ROME — Pope Francis has banned plastic in Vatican City State to stand in solidarity with environmentalists. He made the announcement from aboard the papal plane during a long-haul flight back from his recent trip to Africa.

The pope said he had been disturbed by a conversation a couple months ago with sea chaplains and fishermen who recounted how they had gathered six tons of plastic from the ocean over the course of a few months.

“In the Vatican we have banned plastic,” Francis told journalists. “We are working on that.”

The pope went on to explain that his prayer intention for September is for “the protection of the oceans that give us the oxygen we breathe.”

“We need to defend ecology and biodiversity — which is our life — and defend oxygen — which is our life,” he said. “I am comforted by the fact that it is young people who are waging this war. They have a great conscience and are saying: ‘The future is ours. Do what you want with yours but not with ours!’”

The pope said that he had been “anguished” when he saw a photo of a ship sailing all the way to the North Pole undisturbed by ice.

“And not long ago, we all saw the photograph of the symbolic funeral for an extinct glacier in Greenland,” he said.

In recent months, the pope has been adopting stronger rhetoric to describe what he sees as a climate emergency around the globe.

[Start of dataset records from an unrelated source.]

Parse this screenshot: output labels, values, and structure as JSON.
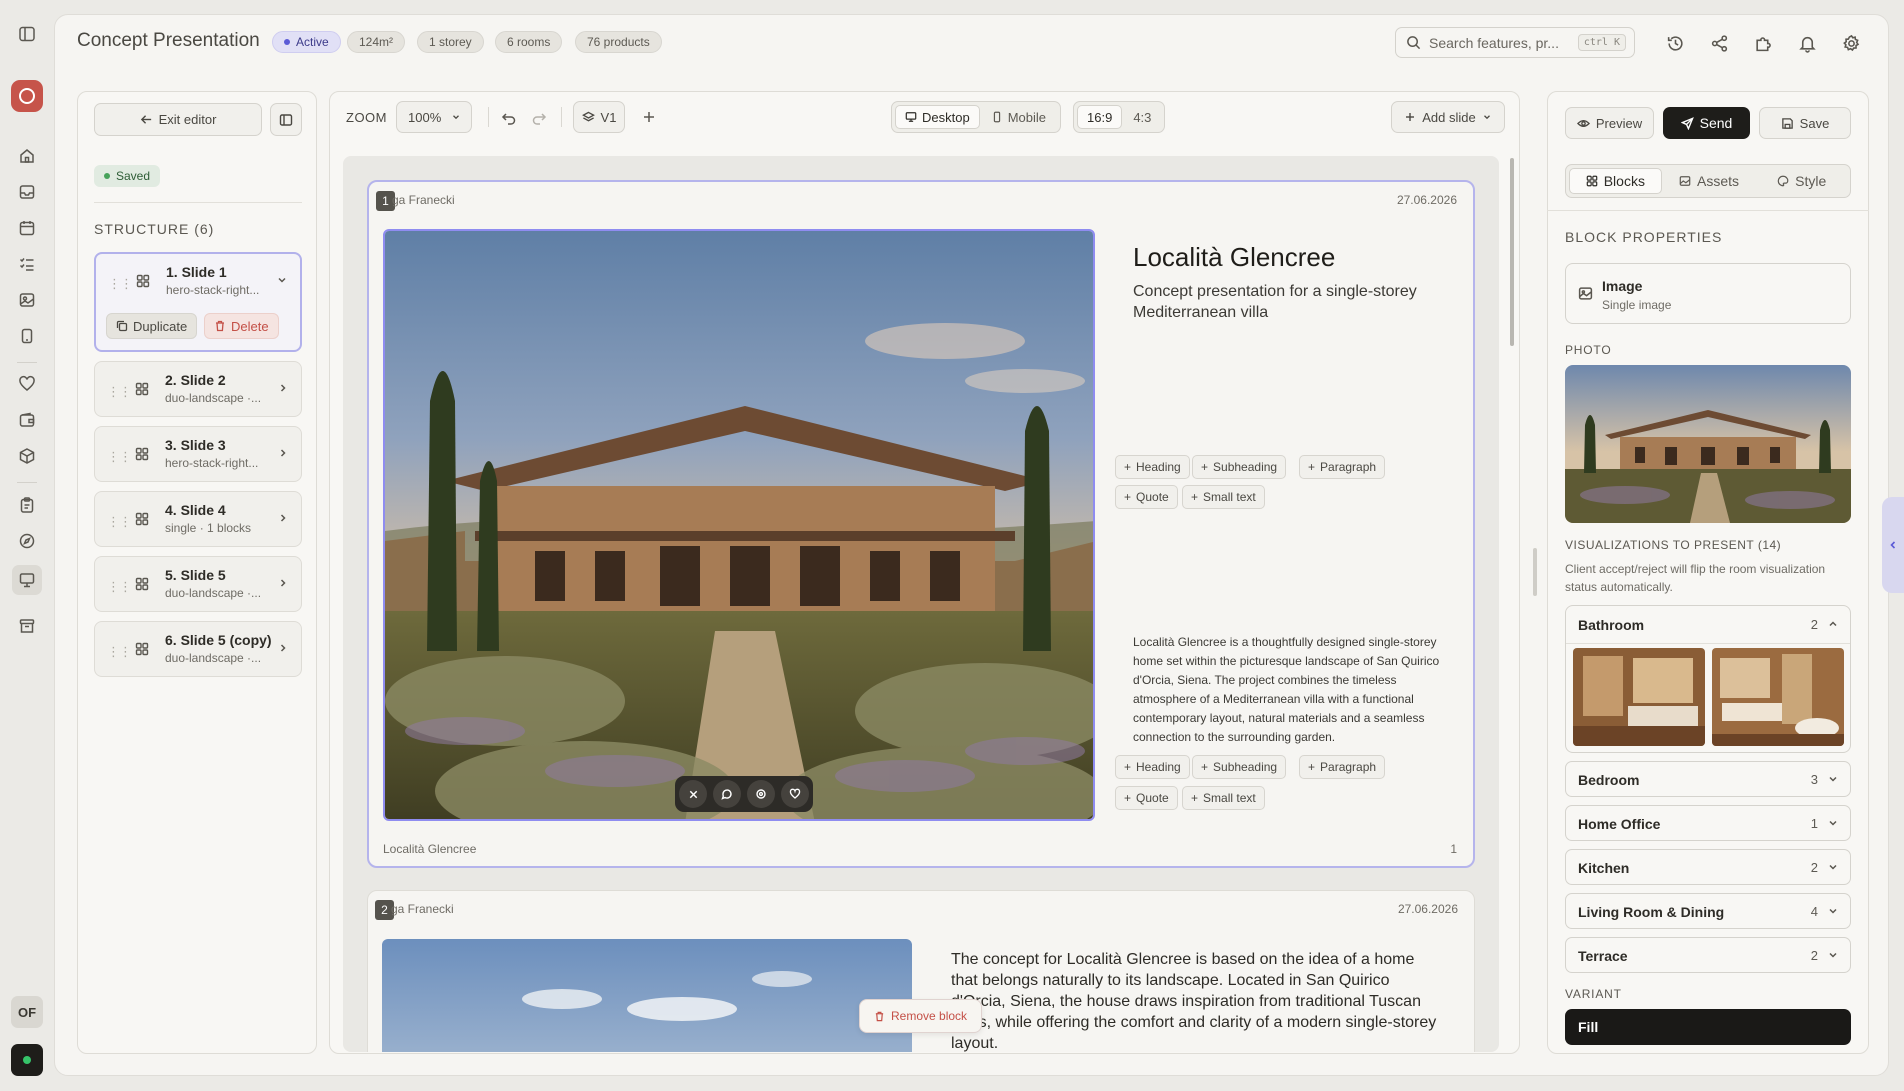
{
  "app": {
    "project_title": "Concept Presentation",
    "status": "Active",
    "tags": [
      "124m²",
      "1 storey",
      "6 rooms",
      "76 products"
    ],
    "search": {
      "placeholder": "Search features, pr...",
      "shortcut": "ctrl K"
    },
    "header_icons": [
      "history-icon",
      "share-icon",
      "puzzle-icon",
      "bell-icon",
      "settings-icon"
    ],
    "user_initials": "OF"
  },
  "left_rail": {
    "icons": [
      "sidebar-toggle-icon",
      "logo-icon",
      "home-icon",
      "inbox-icon",
      "calendar-icon",
      "checklist-icon",
      "image-icon",
      "tablet-icon",
      "heart-icon",
      "wallet-icon",
      "cube-icon",
      "clipboard-icon",
      "compass-icon",
      "presentation-icon",
      "archive-icon"
    ]
  },
  "editor": {
    "exit_label": "Exit editor",
    "saved_label": "Saved",
    "structure_label": "STRUCTURE (6)",
    "slides": [
      {
        "title": "1. Slide 1",
        "layout": "hero-stack-right...",
        "expanded": true
      },
      {
        "title": "2. Slide 2",
        "layout": "duo-landscape ·..."
      },
      {
        "title": "3. Slide 3",
        "layout": "hero-stack-right..."
      },
      {
        "title": "4. Slide 4",
        "layout": "single · 1 blocks"
      },
      {
        "title": "5. Slide 5",
        "layout": "duo-landscape ·..."
      },
      {
        "title": "6. Slide 5 (copy)",
        "layout": "duo-landscape ·..."
      }
    ],
    "duplicate_label": "Duplicate",
    "delete_label": "Delete"
  },
  "toolbar": {
    "zoom_label": "ZOOM",
    "zoom_value": "100%",
    "version": "V1",
    "device_desktop": "Desktop",
    "device_mobile": "Mobile",
    "ratio_169": "16:9",
    "ratio_43": "4:3",
    "add_slide": "Add slide"
  },
  "canvas": {
    "slide1": {
      "number": "1",
      "author": "ga Franecki",
      "date": "27.06.2026",
      "title": "Località Glencree",
      "subtitle": "Concept presentation for a single-storey Mediterranean villa",
      "paragraph": "Località Glencree is a thoughtfully designed single-storey home set within the picturesque landscape of San Quirico d'Orcia, Siena. The project combines the timeless atmosphere of a Mediterranean villa with a functional contemporary layout, natural materials and a seamless connection to the surrounding garden.",
      "footer": "Località Glencree",
      "page": "1"
    },
    "add_chips": {
      "heading": "Heading",
      "subheading": "Subheading",
      "paragraph": "Paragraph",
      "quote": "Quote",
      "small_text": "Small text"
    },
    "slide2": {
      "number": "2",
      "author": "ga Franecki",
      "date": "27.06.2026",
      "text": "The concept for Località Glencree is based on the idea of a home that belongs naturally to its landscape. Located in San Quirico d'Orcia, Siena, the house draws inspiration from traditional Tuscan villas, while offering the comfort and clarity of a modern single-storey layout."
    },
    "remove_block": "Remove block"
  },
  "right_panel": {
    "preview": "Preview",
    "send": "Send",
    "save": "Save",
    "tabs": [
      "Blocks",
      "Assets",
      "Style"
    ],
    "block_properties": "BLOCK PROPERTIES",
    "block_name": "Image",
    "block_type": "Single image",
    "photo_label": "PHOTO",
    "visualizations_label": "VISUALIZATIONS TO PRESENT (14)",
    "visualizations_note": "Client accept/reject will flip the room visualization status automatically.",
    "rooms": [
      {
        "name": "Bathroom",
        "count": "2"
      },
      {
        "name": "Bedroom",
        "count": "3"
      },
      {
        "name": "Home Office",
        "count": "1"
      },
      {
        "name": "Kitchen",
        "count": "2"
      },
      {
        "name": "Living Room & Dining",
        "count": "4"
      },
      {
        "name": "Terrace",
        "count": "2"
      }
    ],
    "variant_label": "VARIANT",
    "variant_value": "Fill"
  },
  "colors": {
    "accent": "#5b5bd6",
    "danger": "#c45047",
    "primary": "#1e1d1a",
    "success": "#47a25a"
  }
}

In his September 2 Message for the World Day of Prayer for the Care of Creation, the pope employed the apocalyptic language encouraged by climate alarmists to frighten people into taking action.

Human beings have caused “a climate emergency that gravely threatens nature and life itself,” he said, urging “drastic measures” to fight global warming.

“Too many of us act like tyrants with regard to creation,” he declared. “Let us make an effort to change and to adopt more simple and respectful lifestyles!”

“Now is the time to abandon our dependence on fossil fuels and move, quickly and decisively, towards forms of clean energy and a sustainable and circular economy. Let us also learn to listen to indigenous peoples, whose age-old wisdom can teach us how to live in a better relationship with the environment,” he said.

Last April, a team of advertising consultants from SPARK Neuro published the results of a study which found that worn-out expressions such as “climate change” do not frighten people enough, whereas stronger vocabulary  such as “climate crisis” and “environmental collapse” produced a significantly stronger emotional response.

In his message, the pope said that the environment itself is endangered by “egoism and self-interest.”

The devastating effects of climate change “testify to the urgent need for interventions that can no longer be postponed,” he declared.